Mali was biting on a grass stalk, chewing it, pondering. That lone, unprotected convoy unnerved her. She knew there were dozens more everywhere around, mindlessly plodding southeast. She had no idea if they had spotted her, and if they had, they didn’t seem to care or understand the danger.

“Yes, proceed,” she ordered suddenly, biting through the stalk and her indecision. She spat the leaf, her saliva coming out frothy and green. “Meagan,” she continued, “you will send a hundred girls hard east. They will cross the river near Quickpelt and then wait on the other bank. The rest, you strike for the left flank—I repeat, left flank. All the way around them. If they try to flee, Gordon, you box them in.”

Alexa pointed toward the bridge. “What if they get there first?”

Alan sniffed, drawing attention to his taciturn face. He was beating a dusty glove against his thigh, almost as if flagellating himself free of old fury. “You do not think it prudent to involve my men, Colonel?” he berated.

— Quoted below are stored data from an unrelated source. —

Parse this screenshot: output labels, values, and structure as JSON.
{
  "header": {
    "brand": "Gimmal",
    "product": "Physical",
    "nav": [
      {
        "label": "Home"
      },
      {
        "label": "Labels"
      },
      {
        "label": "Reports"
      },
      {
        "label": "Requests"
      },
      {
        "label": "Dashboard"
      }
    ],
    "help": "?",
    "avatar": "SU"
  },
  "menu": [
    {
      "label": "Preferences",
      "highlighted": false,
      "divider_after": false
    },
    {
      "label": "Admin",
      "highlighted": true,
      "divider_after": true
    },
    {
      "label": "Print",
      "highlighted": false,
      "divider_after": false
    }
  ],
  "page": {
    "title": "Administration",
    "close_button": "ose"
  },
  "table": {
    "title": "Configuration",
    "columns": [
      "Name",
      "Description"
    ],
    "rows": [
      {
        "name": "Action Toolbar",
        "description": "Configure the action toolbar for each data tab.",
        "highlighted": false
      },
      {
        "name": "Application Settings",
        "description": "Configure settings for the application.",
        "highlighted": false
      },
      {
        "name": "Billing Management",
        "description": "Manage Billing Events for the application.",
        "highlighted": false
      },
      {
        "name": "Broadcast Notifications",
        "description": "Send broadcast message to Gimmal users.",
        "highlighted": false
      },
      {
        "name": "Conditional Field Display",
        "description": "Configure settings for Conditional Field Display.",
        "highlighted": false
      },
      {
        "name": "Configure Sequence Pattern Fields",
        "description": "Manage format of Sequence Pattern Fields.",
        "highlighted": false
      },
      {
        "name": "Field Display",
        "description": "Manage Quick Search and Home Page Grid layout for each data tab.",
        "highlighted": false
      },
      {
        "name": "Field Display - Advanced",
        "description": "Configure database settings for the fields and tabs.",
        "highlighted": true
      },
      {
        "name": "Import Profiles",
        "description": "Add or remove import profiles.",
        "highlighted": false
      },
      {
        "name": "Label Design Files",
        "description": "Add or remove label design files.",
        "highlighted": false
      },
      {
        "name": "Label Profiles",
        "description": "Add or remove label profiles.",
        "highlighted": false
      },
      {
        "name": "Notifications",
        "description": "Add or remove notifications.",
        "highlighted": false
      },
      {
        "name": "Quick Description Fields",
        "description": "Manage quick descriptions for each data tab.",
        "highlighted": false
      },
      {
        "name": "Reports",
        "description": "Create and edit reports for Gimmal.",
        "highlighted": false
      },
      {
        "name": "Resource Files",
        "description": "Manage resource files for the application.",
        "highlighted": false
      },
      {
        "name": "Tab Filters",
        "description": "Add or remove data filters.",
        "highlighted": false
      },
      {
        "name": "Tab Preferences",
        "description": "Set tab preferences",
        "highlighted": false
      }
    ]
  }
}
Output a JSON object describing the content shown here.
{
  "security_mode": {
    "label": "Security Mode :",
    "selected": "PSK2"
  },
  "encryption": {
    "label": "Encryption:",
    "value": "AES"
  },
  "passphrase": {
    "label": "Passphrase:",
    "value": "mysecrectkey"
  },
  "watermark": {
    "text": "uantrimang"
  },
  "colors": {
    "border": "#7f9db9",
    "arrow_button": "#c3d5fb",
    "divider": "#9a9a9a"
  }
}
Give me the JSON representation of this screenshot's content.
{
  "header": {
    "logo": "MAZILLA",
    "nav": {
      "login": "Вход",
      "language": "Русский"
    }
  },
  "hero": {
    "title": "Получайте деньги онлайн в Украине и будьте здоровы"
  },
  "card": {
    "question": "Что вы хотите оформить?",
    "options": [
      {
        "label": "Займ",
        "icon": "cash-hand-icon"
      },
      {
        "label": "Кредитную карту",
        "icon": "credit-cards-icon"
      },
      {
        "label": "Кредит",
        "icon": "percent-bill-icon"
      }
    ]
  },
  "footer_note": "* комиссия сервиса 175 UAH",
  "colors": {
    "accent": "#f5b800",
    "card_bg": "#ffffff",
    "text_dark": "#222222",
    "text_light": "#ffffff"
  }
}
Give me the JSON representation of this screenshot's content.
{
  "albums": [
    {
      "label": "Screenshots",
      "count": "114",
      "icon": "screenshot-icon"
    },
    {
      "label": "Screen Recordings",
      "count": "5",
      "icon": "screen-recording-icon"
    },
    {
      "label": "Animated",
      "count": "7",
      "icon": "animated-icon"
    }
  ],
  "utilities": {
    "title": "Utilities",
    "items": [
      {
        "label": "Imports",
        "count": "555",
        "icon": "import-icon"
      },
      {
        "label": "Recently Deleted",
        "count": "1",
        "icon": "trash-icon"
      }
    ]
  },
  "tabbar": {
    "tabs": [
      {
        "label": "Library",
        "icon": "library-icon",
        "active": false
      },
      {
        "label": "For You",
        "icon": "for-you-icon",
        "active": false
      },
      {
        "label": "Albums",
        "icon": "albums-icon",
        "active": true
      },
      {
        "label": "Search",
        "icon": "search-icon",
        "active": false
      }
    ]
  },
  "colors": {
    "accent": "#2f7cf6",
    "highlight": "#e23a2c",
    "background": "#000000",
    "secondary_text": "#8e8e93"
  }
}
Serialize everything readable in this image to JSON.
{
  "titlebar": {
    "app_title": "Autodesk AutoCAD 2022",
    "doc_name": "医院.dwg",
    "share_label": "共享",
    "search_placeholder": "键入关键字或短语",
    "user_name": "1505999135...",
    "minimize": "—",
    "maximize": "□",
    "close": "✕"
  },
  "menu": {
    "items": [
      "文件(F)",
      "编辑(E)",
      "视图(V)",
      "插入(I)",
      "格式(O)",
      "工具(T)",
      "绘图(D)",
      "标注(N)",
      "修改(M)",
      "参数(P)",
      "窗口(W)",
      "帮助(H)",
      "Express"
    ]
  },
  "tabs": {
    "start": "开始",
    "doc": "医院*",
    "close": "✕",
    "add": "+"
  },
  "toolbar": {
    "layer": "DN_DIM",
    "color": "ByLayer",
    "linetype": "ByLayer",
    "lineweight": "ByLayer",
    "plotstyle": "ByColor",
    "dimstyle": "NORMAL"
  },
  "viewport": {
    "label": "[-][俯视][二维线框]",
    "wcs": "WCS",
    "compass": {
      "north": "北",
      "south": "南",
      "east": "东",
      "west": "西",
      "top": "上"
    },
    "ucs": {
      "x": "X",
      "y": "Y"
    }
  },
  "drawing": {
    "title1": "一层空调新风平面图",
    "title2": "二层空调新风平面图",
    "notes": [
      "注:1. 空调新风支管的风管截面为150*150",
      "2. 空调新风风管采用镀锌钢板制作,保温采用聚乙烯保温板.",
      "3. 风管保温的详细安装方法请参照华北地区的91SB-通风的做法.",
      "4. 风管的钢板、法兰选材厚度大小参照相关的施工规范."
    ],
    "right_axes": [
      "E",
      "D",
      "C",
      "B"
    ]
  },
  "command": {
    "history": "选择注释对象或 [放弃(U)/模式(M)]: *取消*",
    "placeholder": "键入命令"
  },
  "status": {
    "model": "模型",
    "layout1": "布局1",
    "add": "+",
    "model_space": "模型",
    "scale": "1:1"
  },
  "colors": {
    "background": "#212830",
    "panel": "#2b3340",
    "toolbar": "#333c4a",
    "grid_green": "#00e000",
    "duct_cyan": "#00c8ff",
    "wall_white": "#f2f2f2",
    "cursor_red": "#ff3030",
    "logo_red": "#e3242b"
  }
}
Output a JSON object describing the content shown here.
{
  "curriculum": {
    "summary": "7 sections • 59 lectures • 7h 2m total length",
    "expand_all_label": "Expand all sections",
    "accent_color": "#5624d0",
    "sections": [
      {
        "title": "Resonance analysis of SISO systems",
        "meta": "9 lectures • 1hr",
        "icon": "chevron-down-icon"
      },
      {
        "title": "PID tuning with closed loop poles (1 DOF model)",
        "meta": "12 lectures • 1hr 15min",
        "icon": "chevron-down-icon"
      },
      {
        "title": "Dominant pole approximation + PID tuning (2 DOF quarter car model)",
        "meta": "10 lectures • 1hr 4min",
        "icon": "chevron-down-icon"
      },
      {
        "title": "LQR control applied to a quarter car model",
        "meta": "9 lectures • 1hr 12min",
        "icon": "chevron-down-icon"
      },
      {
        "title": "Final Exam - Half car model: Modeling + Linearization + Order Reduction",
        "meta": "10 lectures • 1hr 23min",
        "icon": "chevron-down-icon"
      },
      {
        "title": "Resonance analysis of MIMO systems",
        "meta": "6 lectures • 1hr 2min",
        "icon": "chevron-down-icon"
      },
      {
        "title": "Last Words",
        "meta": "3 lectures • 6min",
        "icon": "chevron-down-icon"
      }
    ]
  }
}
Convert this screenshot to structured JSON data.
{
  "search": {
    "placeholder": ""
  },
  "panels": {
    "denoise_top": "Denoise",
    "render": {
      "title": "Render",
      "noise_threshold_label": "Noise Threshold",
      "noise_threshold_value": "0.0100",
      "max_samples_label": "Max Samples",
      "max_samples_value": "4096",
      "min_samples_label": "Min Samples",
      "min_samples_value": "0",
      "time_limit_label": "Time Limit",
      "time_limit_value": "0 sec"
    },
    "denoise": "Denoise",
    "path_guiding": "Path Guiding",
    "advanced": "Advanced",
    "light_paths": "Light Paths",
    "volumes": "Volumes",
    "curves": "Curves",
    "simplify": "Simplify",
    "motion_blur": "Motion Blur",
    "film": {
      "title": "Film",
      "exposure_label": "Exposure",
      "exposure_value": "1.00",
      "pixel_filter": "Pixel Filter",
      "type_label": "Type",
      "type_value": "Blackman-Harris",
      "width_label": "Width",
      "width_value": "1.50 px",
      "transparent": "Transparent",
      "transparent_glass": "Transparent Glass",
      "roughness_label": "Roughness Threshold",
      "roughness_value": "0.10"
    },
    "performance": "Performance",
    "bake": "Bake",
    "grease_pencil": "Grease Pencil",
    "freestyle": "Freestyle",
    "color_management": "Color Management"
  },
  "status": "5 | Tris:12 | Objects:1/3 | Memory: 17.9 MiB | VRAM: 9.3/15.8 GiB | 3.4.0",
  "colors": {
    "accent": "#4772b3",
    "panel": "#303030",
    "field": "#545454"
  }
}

“It’s women and children in that convoy. I don’t want any incidents.”

He frowned, and she thought the shiny skin on his scalp might tear, but it endured, glossy and taut. He was not pleased, but he still bore her a lot of respect since that battle against the Namsue. Well, a lot could be said against men, all the time, but they had their qualities. They might be quick to judge, but they were easy to buy with valor and honor.

“Move out,” she said when she realized there would be no more arguing.

The troops spread about, raising their own dust cloud to match the enemy convoy’s. They had to know they were being watched by now, she thought. But the enemy kept moving at the same leisurely, stubborn pace.

Mali resigned herself to wait, propping one leg against a field rock, watching, contemplating, seeking traps. But the land gave away nothing out of the ordinary. Barley fields rippled—those that had not been crushed underfoot or licked
with flame—birds and insects sang, and the wind added its own whispering tune.